まあ,お子さんの年齢と,相談内容との兼ね合いによっては,
同席しない方がいいかもしれないね,ということもあるけれど。
子どもは,わからないようでいて,実はかなりのこと(本質)がわかるから。
少なくとも,感じてしまうから。

けど,何にしても,親が,何か行動をするときに
小さい子がいてすみません…
という気持ちになるような社会ではダメだと思う。
かといって,一方で私は,満員電車とかで
ベビーカーをたたまないまま子どもを連れ歩くことが当然とも思わないけどね。

それはともかく,
仕事をしていても,いろんな場面で,何度も何度も思い出す。
(過去にも何度も書いているかもしれないけど)
子どもを連れて歩かざるを得なかったころのこと。
預かってくれる人がいなかったらさ,どこにだって連れていくしかないんだからね!
まさか1歳そこそこの子を,一人,数分だって家に置き去りになんてできないもん。

で,以下は回想(笑)
1歳の息子を抱っこして,区役所の福祉の窓口に相談に行ったときのこと。
当時の私は,28歳になったばかり。
「惨め」だった。
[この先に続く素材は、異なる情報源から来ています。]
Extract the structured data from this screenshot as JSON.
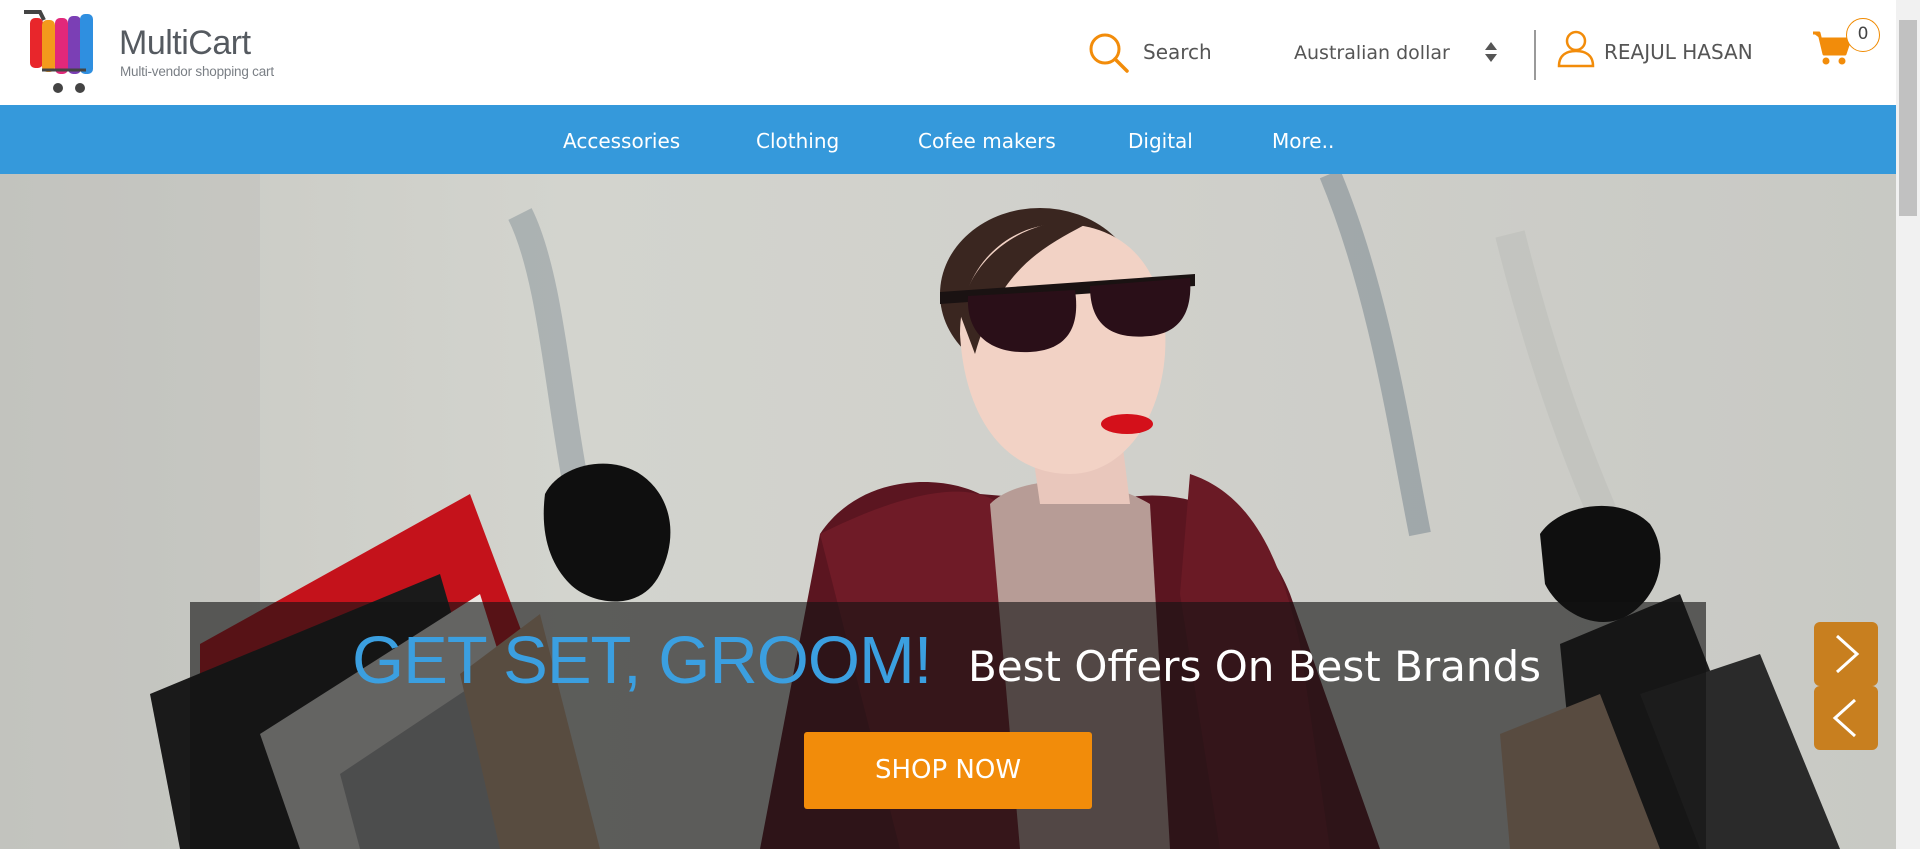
{
  "brand": {
    "name": "MultiCart",
    "tagline": "Multi-vendor shopping cart"
  },
  "header": {
    "search_label": "Search",
    "currency": "Australian dollar",
    "account_name": "REAJUL HASAN",
    "cart_count": "0"
  },
  "nav": {
    "items": [
      {
        "label": "Accessories"
      },
      {
        "label": "Clothing"
      },
      {
        "label": "Cofee makers"
      },
      {
        "label": "Digital"
      },
      {
        "label": "More.."
      }
    ]
  },
  "hero": {
    "title": "GET SET, GROOM!",
    "subtitle": "Best Offers On Best Brands",
    "cta_label": "SHOP NOW"
  },
  "colors": {
    "brand_orange": "#f28c0a",
    "nav_blue": "#3599db",
    "title_blue": "#3b9fe0"
  },
  "icons": {
    "search": "search-icon",
    "currency_toggle": "sort-arrows-icon",
    "account": "user-icon",
    "cart": "shopping-cart-icon",
    "next": "chevron-right-icon",
    "prev": "chevron-left-icon"
  }
}
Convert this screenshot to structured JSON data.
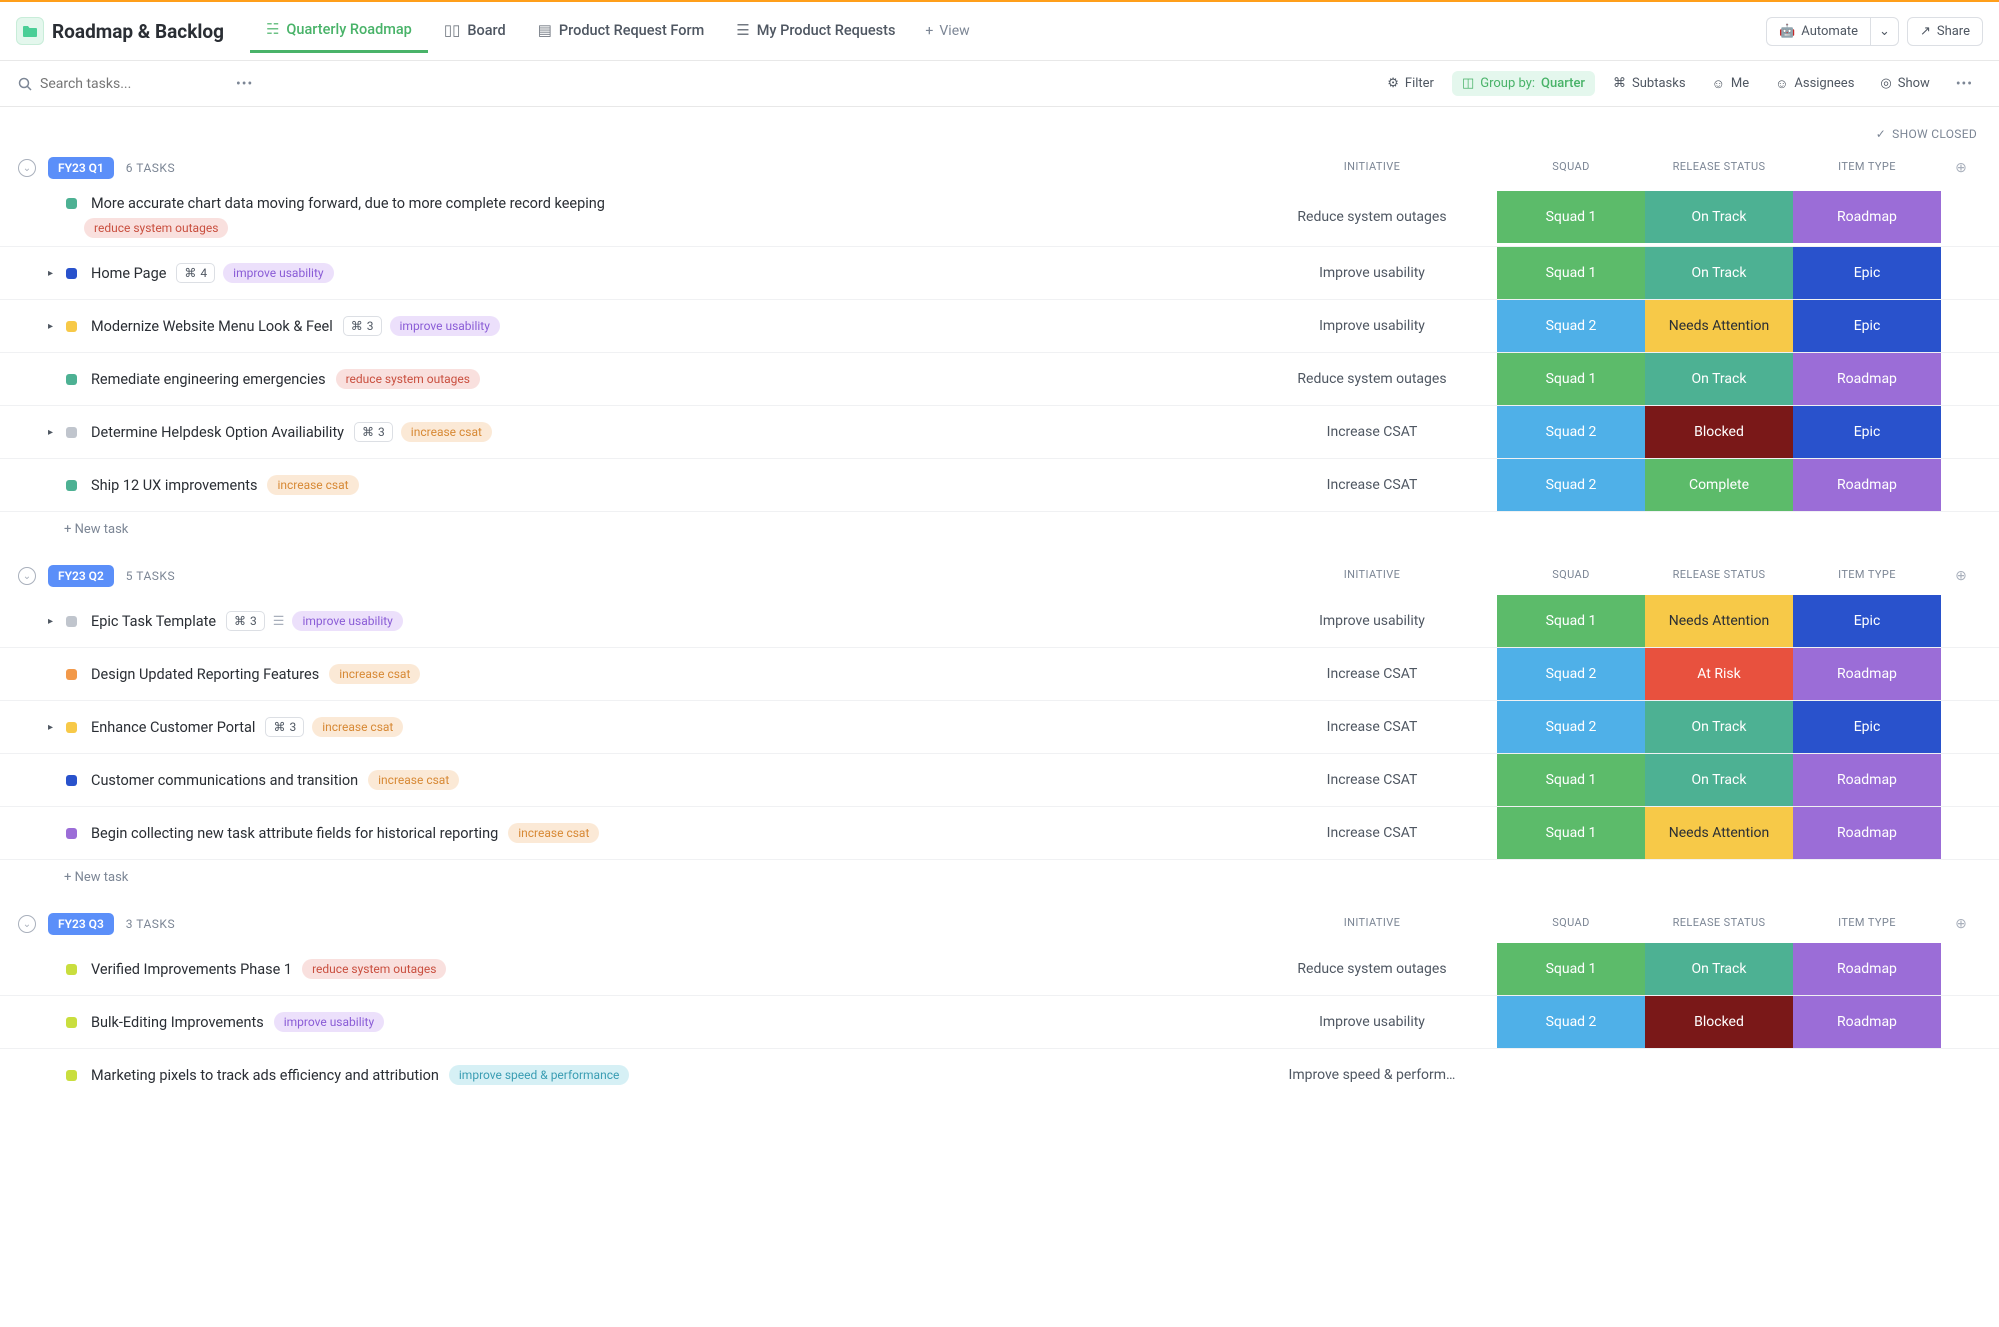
{
  "header": {
    "title": "Roadmap & Backlog",
    "tabs": [
      {
        "label": "Quarterly Roadmap",
        "active": true
      },
      {
        "label": "Board",
        "active": false
      },
      {
        "label": "Product Request Form",
        "active": false
      },
      {
        "label": "My Product Requests",
        "active": false
      }
    ],
    "add_view": "View",
    "automate": "Automate",
    "share": "Share"
  },
  "toolbar": {
    "search_placeholder": "Search tasks...",
    "filter": "Filter",
    "group_by_label": "Group by:",
    "group_by_value": "Quarter",
    "subtasks": "Subtasks",
    "me": "Me",
    "assignees": "Assignees",
    "show": "Show"
  },
  "show_closed": "SHOW CLOSED",
  "columns": {
    "initiative": "INITIATIVE",
    "squad": "SQUAD",
    "release_status": "RELEASE STATUS",
    "item_type": "ITEM TYPE"
  },
  "new_task": "+ New task",
  "groups": [
    {
      "name": "FY23 Q1",
      "count": "6 TASKS",
      "tasks": [
        {
          "expand": false,
          "dot": "st-teal",
          "title": "More accurate chart data moving forward, due to more complete record keeping",
          "twoline": true,
          "tags": [
            {
              "text": "reduce system outages",
              "cls": "tag-red"
            }
          ],
          "initiative": "Reduce system outages",
          "squad": "Squad 1",
          "squad_cls": "sq1",
          "status": "On Track",
          "status_cls": "ontrack",
          "type": "Roadmap",
          "type_cls": "roadmap"
        },
        {
          "expand": true,
          "dot": "st-blue",
          "title": "Home Page",
          "sub": "4",
          "tags": [
            {
              "text": "improve usability",
              "cls": "tag-purple"
            }
          ],
          "initiative": "Improve usability",
          "squad": "Squad 1",
          "squad_cls": "sq1",
          "status": "On Track",
          "status_cls": "ontrack",
          "type": "Epic",
          "type_cls": "epic"
        },
        {
          "expand": true,
          "dot": "st-yellow",
          "title": "Modernize Website Menu Look & Feel",
          "sub": "3",
          "tags": [
            {
              "text": "improve usability",
              "cls": "tag-purple"
            }
          ],
          "initiative": "Improve usability",
          "squad": "Squad 2",
          "squad_cls": "sq2",
          "status": "Needs Attention",
          "status_cls": "needsattn",
          "type": "Epic",
          "type_cls": "epic"
        },
        {
          "expand": false,
          "dot": "st-teal",
          "title": "Remediate engineering emergencies",
          "tags": [
            {
              "text": "reduce system outages",
              "cls": "tag-red"
            }
          ],
          "initiative": "Reduce system outages",
          "squad": "Squad 1",
          "squad_cls": "sq1",
          "status": "On Track",
          "status_cls": "ontrack",
          "type": "Roadmap",
          "type_cls": "roadmap"
        },
        {
          "expand": true,
          "dot": "st-gray",
          "title": "Determine Helpdesk Option Availiability",
          "sub": "3",
          "tags": [
            {
              "text": "increase csat",
              "cls": "tag-orange"
            }
          ],
          "initiative": "Increase CSAT",
          "squad": "Squad 2",
          "squad_cls": "sq2",
          "status": "Blocked",
          "status_cls": "blocked",
          "type": "Epic",
          "type_cls": "epic"
        },
        {
          "expand": false,
          "dot": "st-teal",
          "title": "Ship 12 UX improvements",
          "tags": [
            {
              "text": "increase csat",
              "cls": "tag-orange"
            }
          ],
          "initiative": "Increase CSAT",
          "squad": "Squad 2",
          "squad_cls": "sq2",
          "status": "Complete",
          "status_cls": "complete",
          "type": "Roadmap",
          "type_cls": "roadmap"
        }
      ]
    },
    {
      "name": "FY23 Q2",
      "count": "5 TASKS",
      "tasks": [
        {
          "expand": true,
          "dot": "st-gray",
          "title": "Epic Task Template",
          "sub": "3",
          "desc": true,
          "tags": [
            {
              "text": "improve usability",
              "cls": "tag-purple"
            }
          ],
          "initiative": "Improve usability",
          "squad": "Squad 1",
          "squad_cls": "sq1",
          "status": "Needs Attention",
          "status_cls": "needsattn",
          "type": "Epic",
          "type_cls": "epic"
        },
        {
          "expand": false,
          "dot": "st-orange",
          "title": "Design Updated Reporting Features",
          "tags": [
            {
              "text": "increase csat",
              "cls": "tag-orange"
            }
          ],
          "initiative": "Increase CSAT",
          "squad": "Squad 2",
          "squad_cls": "sq2",
          "status": "At Risk",
          "status_cls": "atrisk",
          "type": "Roadmap",
          "type_cls": "roadmap"
        },
        {
          "expand": true,
          "dot": "st-yellow",
          "title": "Enhance Customer Portal",
          "sub": "3",
          "tags": [
            {
              "text": "increase csat",
              "cls": "tag-orange"
            }
          ],
          "initiative": "Increase CSAT",
          "squad": "Squad 2",
          "squad_cls": "sq2",
          "status": "On Track",
          "status_cls": "ontrack",
          "type": "Epic",
          "type_cls": "epic"
        },
        {
          "expand": false,
          "dot": "st-blue",
          "title": "Customer communications and transition",
          "tags": [
            {
              "text": "increase csat",
              "cls": "tag-orange"
            }
          ],
          "initiative": "Increase CSAT",
          "squad": "Squad 1",
          "squad_cls": "sq1",
          "status": "On Track",
          "status_cls": "ontrack",
          "type": "Roadmap",
          "type_cls": "roadmap"
        },
        {
          "expand": false,
          "dot": "st-purple",
          "title": "Begin collecting new task attribute fields for historical reporting",
          "tags": [
            {
              "text": "increase csat",
              "cls": "tag-orange"
            }
          ],
          "initiative": "Increase CSAT",
          "squad": "Squad 1",
          "squad_cls": "sq1",
          "status": "Needs Attention",
          "status_cls": "needsattn",
          "type": "Roadmap",
          "type_cls": "roadmap"
        }
      ]
    },
    {
      "name": "FY23 Q3",
      "count": "3 TASKS",
      "tasks": [
        {
          "expand": false,
          "dot": "st-lime",
          "title": "Verified Improvements Phase 1",
          "tags": [
            {
              "text": "reduce system outages",
              "cls": "tag-red"
            }
          ],
          "initiative": "Reduce system outages",
          "squad": "Squad 1",
          "squad_cls": "sq1",
          "status": "On Track",
          "status_cls": "ontrack",
          "type": "Roadmap",
          "type_cls": "roadmap"
        },
        {
          "expand": false,
          "dot": "st-lime",
          "title": "Bulk-Editing Improvements",
          "tags": [
            {
              "text": "improve usability",
              "cls": "tag-purple"
            }
          ],
          "initiative": "Improve usability",
          "squad": "Squad 2",
          "squad_cls": "sq2",
          "status": "Blocked",
          "status_cls": "blocked",
          "type": "Roadmap",
          "type_cls": "roadmap"
        },
        {
          "expand": false,
          "dot": "st-lime",
          "title": "Marketing pixels to track ads efficiency and attribution",
          "tags": [
            {
              "text": "improve speed & performance",
              "cls": "tag-cyan"
            }
          ],
          "initiative": "Improve speed & perform…",
          "squad": "",
          "squad_cls": "",
          "status": "",
          "status_cls": "",
          "type": "",
          "type_cls": ""
        }
      ]
    }
  ]
}
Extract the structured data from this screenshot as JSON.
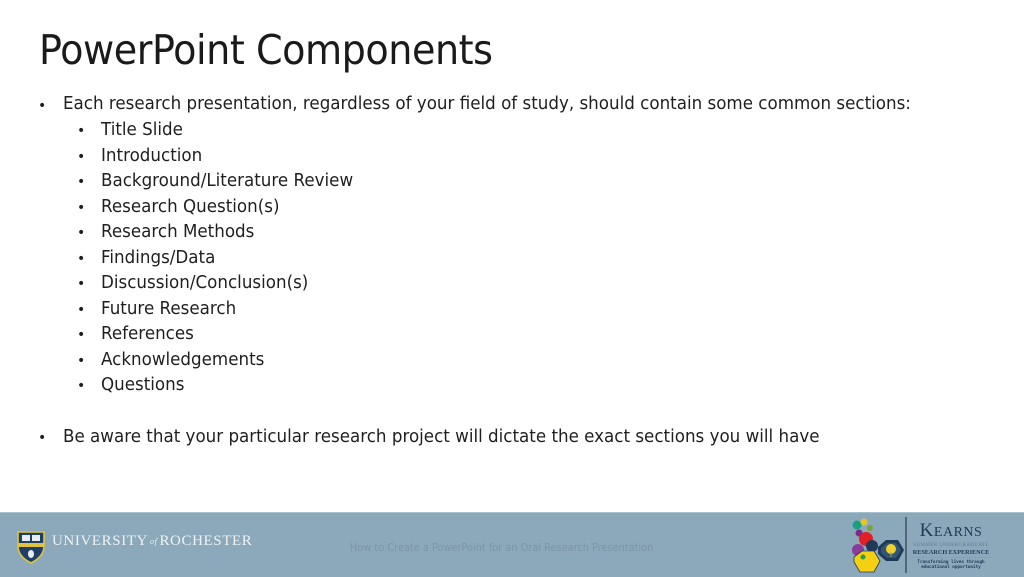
{
  "slide": {
    "title": "PowerPoint Components",
    "bullets": [
      {
        "level": 1,
        "text": "Each research presentation, regardless of your field of study, should contain some common sections:"
      },
      {
        "level": 2,
        "text": "Title Slide"
      },
      {
        "level": 2,
        "text": "Introduction"
      },
      {
        "level": 2,
        "text": "Background/Literature Review"
      },
      {
        "level": 2,
        "text": "Research Question(s)"
      },
      {
        "level": 2,
        "text": "Research Methods"
      },
      {
        "level": 2,
        "text": "Findings/Data"
      },
      {
        "level": 2,
        "text": "Discussion/Conclusion(s)"
      },
      {
        "level": 2,
        "text": "Future Research"
      },
      {
        "level": 2,
        "text": "References"
      },
      {
        "level": 2,
        "text": "Acknowledgements"
      },
      {
        "level": 2,
        "text": "Questions"
      },
      {
        "level": 1,
        "text": "Be aware that your particular research project will dictate the exact sections you will have"
      }
    ],
    "bullet_glyph": "•"
  },
  "footer": {
    "university_name_part1": "UNIVERSITY",
    "university_name_of": "of",
    "university_name_part2": "ROCHESTER",
    "presentation_title": "How to Create a PowerPoint for an Oral Research Presentation",
    "kearns": {
      "title_initial": "K",
      "title_rest": "EARNS",
      "subtitle1": "SUMMER UNDERGRADUATE",
      "subtitle2": "RESEARCH EXPERIENCE",
      "tagline1": "Transforming lives through",
      "tagline2": "educational opportunity"
    },
    "colors": {
      "bar": "#8ba9bb",
      "kearns_navy": "#1f3a56",
      "kearns_green": "#8fae5c"
    }
  }
}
本当に。みじめ,という言葉が本当にぴったりで,
今でも,何かの拍子に思い出してしまうと,勝手に涙が出る。

やっと離婚することができて,子の姓の変更のため,
1歳の息子をベビーカーに乗せて
霞が関の東京家庭裁判所に行ったときのこと。こわかった。
まさか「裁判所」に行くなんて,って。

弁護士になった今は,裁判所はそれこそほぼ毎日行く場所で,
なにも「こわい」ことなんかない,ただの「役所」のひとつにすぎないと,
頭ではわかってる。
役所の窓口だって,ちゃんと話ができる場所だってわかってる。
(ちゃんとした対応をしてくれる人がいるとは限らないけどね。
残念ながら,それは,立場が違う今でも,そう思ってる。)

それでも,あのころの,あの「とき」の気持ちは,忘れることはない。
ふだん思い出すことがなくても,私が弁護士になった原点はそこだから。